You might be right; I don't know Korean. But I did read that it's a tonal language. Which I think means the same written character can be pronounced in multiple tones, where each tone means a different thing.

It's like a therapist saying "aww" when you talk about being emotionally abused by your parents. It could mean many different things: they're mocking you, they saying emotional abuse is cute, they're asking you for more information, etc. But regardless of what their tone means, it's on YOU to figure it out. And they'll never tell you if you ask what it means, because you're expected to JUST KNOW. But while in therapy you can always err on the side of guardedness, in real-life spoken tonal languages, there's no "default" tone; even the flat tone is just a way of pronouncing a character.

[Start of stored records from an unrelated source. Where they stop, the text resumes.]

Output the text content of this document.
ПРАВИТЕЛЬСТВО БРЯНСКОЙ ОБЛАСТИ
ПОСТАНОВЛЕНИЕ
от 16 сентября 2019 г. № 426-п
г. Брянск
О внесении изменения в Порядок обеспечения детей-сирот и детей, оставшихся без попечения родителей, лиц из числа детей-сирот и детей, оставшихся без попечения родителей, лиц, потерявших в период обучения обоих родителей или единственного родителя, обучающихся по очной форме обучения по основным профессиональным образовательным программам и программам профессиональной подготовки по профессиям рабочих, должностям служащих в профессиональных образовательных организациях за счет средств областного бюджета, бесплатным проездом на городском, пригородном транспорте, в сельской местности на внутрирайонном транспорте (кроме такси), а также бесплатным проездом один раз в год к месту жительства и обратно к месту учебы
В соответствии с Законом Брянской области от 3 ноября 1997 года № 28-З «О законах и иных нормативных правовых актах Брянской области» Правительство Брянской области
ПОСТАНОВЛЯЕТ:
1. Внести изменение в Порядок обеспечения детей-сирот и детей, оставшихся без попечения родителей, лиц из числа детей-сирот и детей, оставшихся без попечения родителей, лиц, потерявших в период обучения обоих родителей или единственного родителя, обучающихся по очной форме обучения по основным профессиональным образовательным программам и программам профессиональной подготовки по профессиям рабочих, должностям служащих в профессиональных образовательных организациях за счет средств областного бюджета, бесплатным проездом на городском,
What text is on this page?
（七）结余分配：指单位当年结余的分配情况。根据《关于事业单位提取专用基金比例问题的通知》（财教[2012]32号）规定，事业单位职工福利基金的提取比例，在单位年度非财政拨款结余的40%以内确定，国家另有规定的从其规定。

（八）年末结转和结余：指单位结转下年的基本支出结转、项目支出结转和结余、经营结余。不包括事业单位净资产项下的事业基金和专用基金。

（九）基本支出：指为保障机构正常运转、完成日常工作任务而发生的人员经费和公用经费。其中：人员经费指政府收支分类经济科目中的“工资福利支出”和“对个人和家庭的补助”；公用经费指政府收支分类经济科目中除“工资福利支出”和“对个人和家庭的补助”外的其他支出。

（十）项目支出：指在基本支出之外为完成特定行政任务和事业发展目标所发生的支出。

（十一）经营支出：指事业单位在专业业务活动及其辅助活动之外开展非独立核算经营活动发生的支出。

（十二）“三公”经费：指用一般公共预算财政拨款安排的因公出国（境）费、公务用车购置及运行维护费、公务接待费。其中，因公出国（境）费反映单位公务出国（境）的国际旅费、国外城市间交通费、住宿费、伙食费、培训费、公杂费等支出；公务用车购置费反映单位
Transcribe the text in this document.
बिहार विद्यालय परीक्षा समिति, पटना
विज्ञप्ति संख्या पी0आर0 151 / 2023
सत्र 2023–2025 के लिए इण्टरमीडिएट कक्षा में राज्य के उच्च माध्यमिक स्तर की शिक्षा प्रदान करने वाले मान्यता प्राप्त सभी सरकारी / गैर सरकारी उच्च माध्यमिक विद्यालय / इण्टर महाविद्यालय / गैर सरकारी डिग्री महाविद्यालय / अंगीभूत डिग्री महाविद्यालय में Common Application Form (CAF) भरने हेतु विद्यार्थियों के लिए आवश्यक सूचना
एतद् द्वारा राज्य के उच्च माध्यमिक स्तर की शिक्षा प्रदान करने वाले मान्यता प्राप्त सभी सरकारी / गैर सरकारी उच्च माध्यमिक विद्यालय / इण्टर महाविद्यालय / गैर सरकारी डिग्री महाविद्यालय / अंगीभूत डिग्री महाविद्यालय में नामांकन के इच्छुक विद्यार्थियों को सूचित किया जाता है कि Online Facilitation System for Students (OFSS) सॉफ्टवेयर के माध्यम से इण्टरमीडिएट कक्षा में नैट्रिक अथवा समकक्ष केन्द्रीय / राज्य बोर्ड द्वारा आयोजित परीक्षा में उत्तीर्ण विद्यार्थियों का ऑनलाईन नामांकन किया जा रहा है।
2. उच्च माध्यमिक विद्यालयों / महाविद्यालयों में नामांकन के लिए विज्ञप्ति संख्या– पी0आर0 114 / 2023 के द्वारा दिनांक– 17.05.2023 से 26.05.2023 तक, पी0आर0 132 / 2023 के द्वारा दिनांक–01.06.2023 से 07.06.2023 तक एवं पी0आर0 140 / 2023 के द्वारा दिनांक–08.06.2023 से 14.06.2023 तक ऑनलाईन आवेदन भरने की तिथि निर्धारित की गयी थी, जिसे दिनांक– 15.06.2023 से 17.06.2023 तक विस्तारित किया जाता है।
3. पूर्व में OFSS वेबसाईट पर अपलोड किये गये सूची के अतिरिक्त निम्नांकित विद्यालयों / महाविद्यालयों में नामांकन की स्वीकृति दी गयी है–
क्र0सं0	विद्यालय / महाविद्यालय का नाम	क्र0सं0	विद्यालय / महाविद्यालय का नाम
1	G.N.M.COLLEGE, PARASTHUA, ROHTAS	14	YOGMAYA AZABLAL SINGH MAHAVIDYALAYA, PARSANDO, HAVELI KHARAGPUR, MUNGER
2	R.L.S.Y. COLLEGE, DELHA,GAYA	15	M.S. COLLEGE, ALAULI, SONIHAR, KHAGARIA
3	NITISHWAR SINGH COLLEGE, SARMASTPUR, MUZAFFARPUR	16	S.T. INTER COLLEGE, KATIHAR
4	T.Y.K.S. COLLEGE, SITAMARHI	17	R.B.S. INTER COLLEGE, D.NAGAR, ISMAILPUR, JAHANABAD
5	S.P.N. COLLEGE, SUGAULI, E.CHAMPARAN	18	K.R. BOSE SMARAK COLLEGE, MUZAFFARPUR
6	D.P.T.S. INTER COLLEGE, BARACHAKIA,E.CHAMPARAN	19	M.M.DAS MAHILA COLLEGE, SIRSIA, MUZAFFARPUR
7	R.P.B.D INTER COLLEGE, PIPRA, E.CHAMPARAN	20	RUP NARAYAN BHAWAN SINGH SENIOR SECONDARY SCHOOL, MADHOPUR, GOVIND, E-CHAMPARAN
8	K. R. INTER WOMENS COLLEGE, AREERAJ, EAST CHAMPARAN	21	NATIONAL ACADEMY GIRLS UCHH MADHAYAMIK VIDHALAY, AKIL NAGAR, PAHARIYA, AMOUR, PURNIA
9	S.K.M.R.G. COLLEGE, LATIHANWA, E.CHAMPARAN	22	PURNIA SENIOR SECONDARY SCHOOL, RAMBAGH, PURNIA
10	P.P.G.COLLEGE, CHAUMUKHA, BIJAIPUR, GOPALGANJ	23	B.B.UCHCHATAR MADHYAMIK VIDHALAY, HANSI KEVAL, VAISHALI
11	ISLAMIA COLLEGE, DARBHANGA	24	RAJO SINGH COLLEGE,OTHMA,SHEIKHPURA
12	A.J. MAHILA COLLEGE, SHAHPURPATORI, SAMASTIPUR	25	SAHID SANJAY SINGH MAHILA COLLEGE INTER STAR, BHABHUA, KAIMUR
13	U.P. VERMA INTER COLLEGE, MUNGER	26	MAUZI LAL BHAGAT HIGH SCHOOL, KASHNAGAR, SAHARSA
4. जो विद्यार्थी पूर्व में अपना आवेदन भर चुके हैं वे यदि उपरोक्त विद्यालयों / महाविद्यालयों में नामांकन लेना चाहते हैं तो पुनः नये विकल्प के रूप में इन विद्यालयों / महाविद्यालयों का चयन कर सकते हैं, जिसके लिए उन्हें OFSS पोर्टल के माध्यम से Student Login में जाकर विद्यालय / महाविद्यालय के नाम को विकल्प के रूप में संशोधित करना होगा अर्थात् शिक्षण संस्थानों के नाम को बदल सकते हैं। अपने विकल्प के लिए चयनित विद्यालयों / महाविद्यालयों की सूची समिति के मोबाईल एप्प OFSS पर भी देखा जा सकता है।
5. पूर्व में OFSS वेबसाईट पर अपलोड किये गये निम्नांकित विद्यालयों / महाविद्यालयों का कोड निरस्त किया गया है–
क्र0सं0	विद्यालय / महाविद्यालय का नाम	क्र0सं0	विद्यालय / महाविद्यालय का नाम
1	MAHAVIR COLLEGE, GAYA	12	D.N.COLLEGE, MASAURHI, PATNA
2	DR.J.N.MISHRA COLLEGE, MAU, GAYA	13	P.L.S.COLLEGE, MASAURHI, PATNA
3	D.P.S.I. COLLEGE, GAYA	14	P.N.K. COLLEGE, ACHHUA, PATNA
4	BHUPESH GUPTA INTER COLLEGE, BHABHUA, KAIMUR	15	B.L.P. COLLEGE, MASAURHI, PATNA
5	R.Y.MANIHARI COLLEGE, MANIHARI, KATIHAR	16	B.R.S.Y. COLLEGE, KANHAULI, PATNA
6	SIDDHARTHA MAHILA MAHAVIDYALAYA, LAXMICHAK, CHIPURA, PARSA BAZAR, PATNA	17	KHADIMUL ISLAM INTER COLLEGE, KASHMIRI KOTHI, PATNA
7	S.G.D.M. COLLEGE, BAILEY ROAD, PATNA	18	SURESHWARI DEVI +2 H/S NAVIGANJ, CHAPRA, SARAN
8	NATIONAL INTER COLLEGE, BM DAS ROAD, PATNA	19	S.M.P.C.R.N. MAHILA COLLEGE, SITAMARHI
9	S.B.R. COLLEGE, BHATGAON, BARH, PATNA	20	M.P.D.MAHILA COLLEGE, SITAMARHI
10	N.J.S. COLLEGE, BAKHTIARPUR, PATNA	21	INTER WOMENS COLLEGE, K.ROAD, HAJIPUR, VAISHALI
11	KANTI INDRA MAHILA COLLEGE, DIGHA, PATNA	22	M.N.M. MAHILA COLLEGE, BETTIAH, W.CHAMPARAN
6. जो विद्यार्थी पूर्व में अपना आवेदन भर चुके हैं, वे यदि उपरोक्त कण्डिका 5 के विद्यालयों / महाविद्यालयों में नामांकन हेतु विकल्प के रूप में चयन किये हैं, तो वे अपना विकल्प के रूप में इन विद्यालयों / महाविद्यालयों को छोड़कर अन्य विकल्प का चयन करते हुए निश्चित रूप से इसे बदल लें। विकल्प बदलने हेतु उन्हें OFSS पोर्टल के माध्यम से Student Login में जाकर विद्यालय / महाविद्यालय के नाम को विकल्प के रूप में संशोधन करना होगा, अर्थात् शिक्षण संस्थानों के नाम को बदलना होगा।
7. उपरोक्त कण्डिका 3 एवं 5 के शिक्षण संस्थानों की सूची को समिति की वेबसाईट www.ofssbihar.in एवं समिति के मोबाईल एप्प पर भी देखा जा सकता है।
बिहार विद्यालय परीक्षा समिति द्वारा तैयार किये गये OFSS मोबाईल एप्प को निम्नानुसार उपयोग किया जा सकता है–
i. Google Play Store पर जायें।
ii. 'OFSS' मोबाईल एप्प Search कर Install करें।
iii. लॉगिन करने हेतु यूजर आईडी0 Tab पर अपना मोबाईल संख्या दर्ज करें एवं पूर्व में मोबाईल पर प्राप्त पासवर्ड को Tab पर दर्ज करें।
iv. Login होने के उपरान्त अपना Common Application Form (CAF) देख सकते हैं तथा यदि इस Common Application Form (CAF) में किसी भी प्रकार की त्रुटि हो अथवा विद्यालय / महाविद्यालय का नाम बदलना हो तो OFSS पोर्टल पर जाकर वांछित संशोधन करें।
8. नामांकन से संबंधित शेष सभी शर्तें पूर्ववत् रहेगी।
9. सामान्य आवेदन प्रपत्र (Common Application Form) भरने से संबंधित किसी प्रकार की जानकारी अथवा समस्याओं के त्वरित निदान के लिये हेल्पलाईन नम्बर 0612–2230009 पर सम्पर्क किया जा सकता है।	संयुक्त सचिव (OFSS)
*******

Chinese textbooks for foreigners use arrows written above the characters or numbers in superscripts to show tones: there's "rising", "falling", "flat", and maybe more. But Chinese texts for natives have no such arrows. I'm not sure how Korean textbooks handle tones.

I heard fellow Americans say that when a native Chinese or Korean speaker talks to them, they feel like they're being shouted at. That's a byproduct of someone with a tonal-language mindset speaking a non-tonal language. They're probably trying to find the "right" tone in English, where no such concept exists. So it comes of as "shouting". Native Japanese speakers, on the other hand, don't seem to "shout" when speaking English.



Last edited by Aspie1 on 16 Feb 2022, 9:49 pm, edited 1 time in total.